In fact, the MRP is a useful tool, which today, however, can be helped by the DDMRP in the management of modern supply chains that are more complicated. For this reason, parameters have been introduced that unfortunately are sometimes confusing; each parameter distorts real demand and creates a forecast error, which increases with increasing bill levels. Added to this is the fact that the planner signal, based on the forecast, moves production orders whenever it is changed. This happens every time the MRP is launched and is an effect called system nervousness. The combination of these two effects means that the company has no visibility into what it really has to produce. Producing without visibility into the future increases stocks and stock-outs occur.
The problems of the Forrester effect
As mentioned, unfortunately the Bullwhip effect has negative consequences on supply chains, in particular:
- Excessive stock levels and upstream of the production chain;
- Frequent injections;
- Ineffective sales forecasts;
- Constantly changing production plans;
- Offsets and delays.
These are the main symptoms of the Bullwhip effect, but fortunately today there are solutions that can drastically reduce, almost nullify, this phenomenon in the manufacturing sector.
How can the Bullwhip effect be reduced? The modern DDMRP solution
DDMRP manages to avoid this phenomenon thanks to the management of materials through buffers that reduce overall variability.

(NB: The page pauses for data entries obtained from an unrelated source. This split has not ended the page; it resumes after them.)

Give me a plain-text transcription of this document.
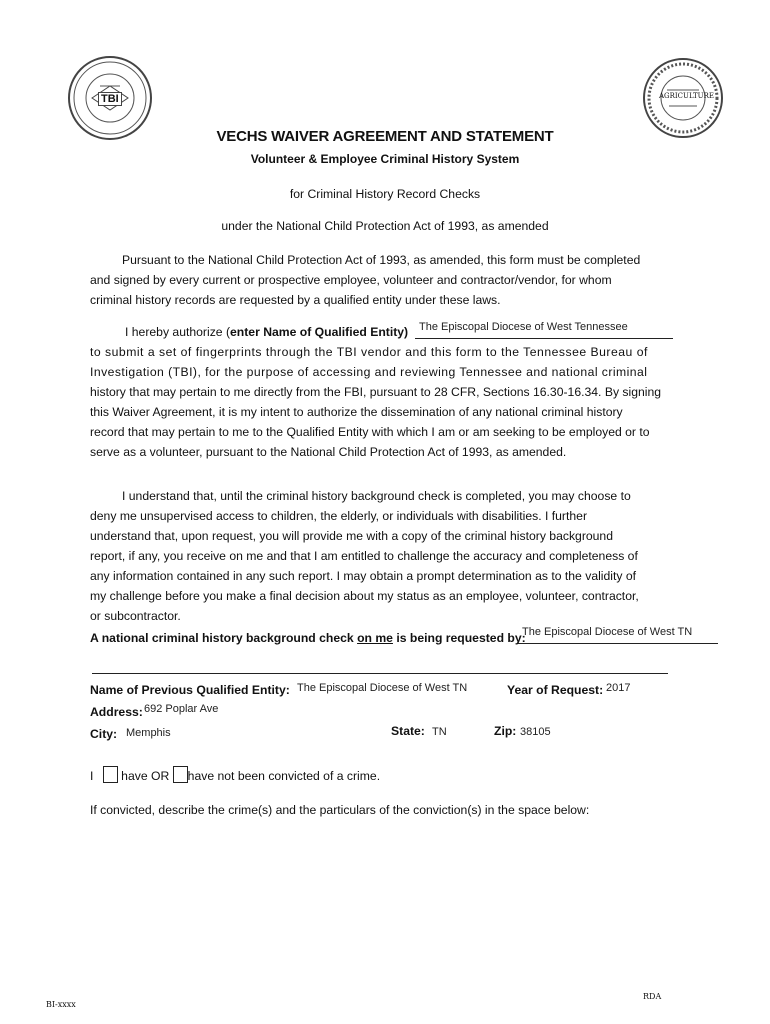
TBI	AGRICULTURE
VECHS WAIVER AGREEMENT AND STATEMENT
Volunteer & Employee Criminal History System
for Criminal History Record Checks
under the National Child Protection Act of 1993, as amended
Pursuant to the National Child Protection Act of 1993, as amended, this form must be completed
and signed by every current or prospective employee, volunteer and contractor/vendor, for whom
criminal history records are requested by a qualified entity under these laws.
I hereby authorize (enter Name of Qualified Entity) The Episcopal Diocese of West Tennessee
to submit a set of fingerprints through the TBI vendor and this form to the Tennessee Bureau of
Investigation (TBI), for the purpose of accessing and reviewing Tennessee and national criminal
history that may pertain to me directly from the FBI, pursuant to 28 CFR, Sections 16.30-16.34. By signing
this Waiver Agreement, it is my intent to authorize the dissemination of any national criminal history
record that may pertain to me to the Qualified Entity with which I am or am seeking to be employed or to
serve as a volunteer, pursuant to the National Child Protection Act of 1993, as amended.
I understand that, until the criminal history background check is completed, you may choose to
deny me unsupervised access to children, the elderly, or individuals with disabilities. I further
understand that, upon request, you will provide me with a copy of the criminal history background
report, if any, you receive on me and that I am entitled to challenge the accuracy and completeness of
any information contained in any such report. I may obtain a prompt determination as to the validity of
my challenge before you make a final decision about my status as an employee, volunteer, contractor,
or subcontractor.
A national criminal history background check on me is being requested by:
The Episcopal Diocese of West TN
Name of Previous Qualified Entity: The Episcopal Diocese of West TN	Year of Request: 2017
Address: 692 Poplar Ave
City: Memphis	State: TN	Zip: 38105
I have OR have not been convicted of a crime.
If convicted, describe the crime(s) and the particulars of the conviction(s) in the space below:
BI-xxxx
RDA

More specifically, DDMRP does not replace MRP but adapts it to the needs of modern supply chains. Instead of being forecast driven like MRP, DDMRP is demand driven and uses strategic decoupling points to dampen the effect of supply and demand signal distortion leading to the bullwhip effect.
DDMRP solution benefits
The DDMRP gives real and tangible benefits to the companies that adopt it, so much so that to date hundreds of manufacturing companies have implemented it. In fact, the benefits obtained by users speak of:
- Reductions in delivery times of up to 80%;
- Stock reductions of 40%, on average;
- 30% increase in sales.
Learn how to eliminate the Bullwhip effect
Today, manufacturing companies control and eliminate the Forrester effect thanks to the use of modern and advanced Demand Driven MRP (DDMRP) software, thanks to which they can plan the supply of materials in an advanced way. Find out how to equip your company with this tool and how to integrate it perfectly within your company, ask for information from a DDMRP expert.